See the KPMG paper linked yesterday, and then, now this:
Sure, SUVs could be EVs but they aren't (for the most part).
Wow, I had to look at that again -- 40%. That is not trivial, by any stretch of the imagination. At the link, the IEA report is very, very long; use "SUV" search to find the note.
The CAFE achieved by a given fleet of vehicles in a given model year is the production-weighted harmonic mean fuel economy, expressed in miles per US gallon, of a manufacturer's fleet of current model year passenger cars or light trucks with a gross vehicle weight rating (GVWR) of 8,500 pounds (3,856 kg) or less (but also including medium-duty passenger vehicles, such as large sport-utility vehicles and passenger vans, with GVWR up to 10,000 pounds), produced for sale in the United States.
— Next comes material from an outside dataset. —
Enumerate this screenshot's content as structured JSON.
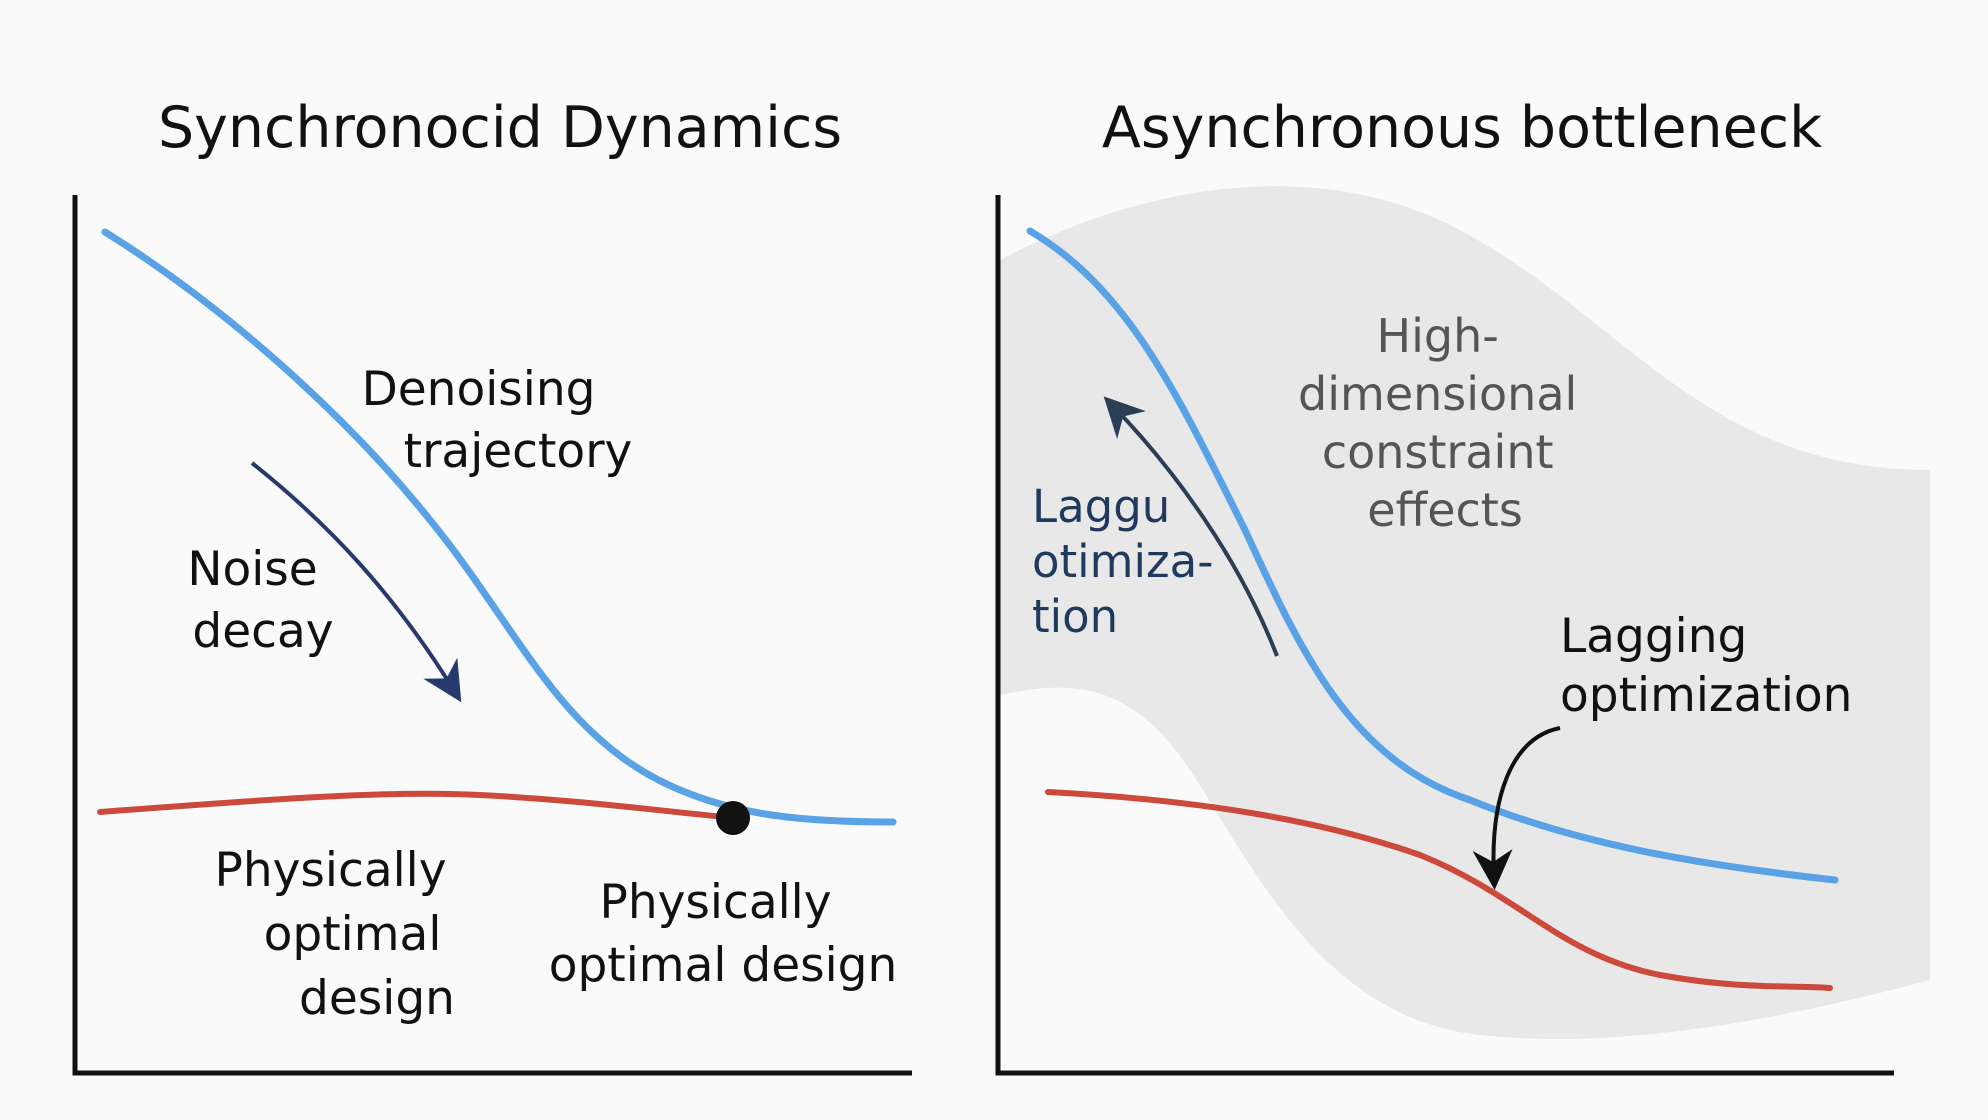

The CAFE standards in a given model year define the CAFE levels that manufacturers' fleets are required to meet in that model year, specific levels depending on the characteristics and mix of vehicles produced by each manufacturer. If the average fuel economy of a manufacturer's annual fleet of vehicle production falls below the applicable requirement, the manufacturer must either apply sufficient CAFE credits to cover the shortfall or pay a penalty, currently $5.50 per 0.1 mpg under the standard, multiplied by the manufacturer's total production for the U.S. domestic market.
Congress established both of these provisions explicitly in EPCA, as amended in 2007 by EISA. In addition, a Gas Guzzler Tax is levied on individual passenger car models (but not trucks, vans, minivans, or SUVs) that get less than 22.5 miles per US gallon (10.5 l/100 km).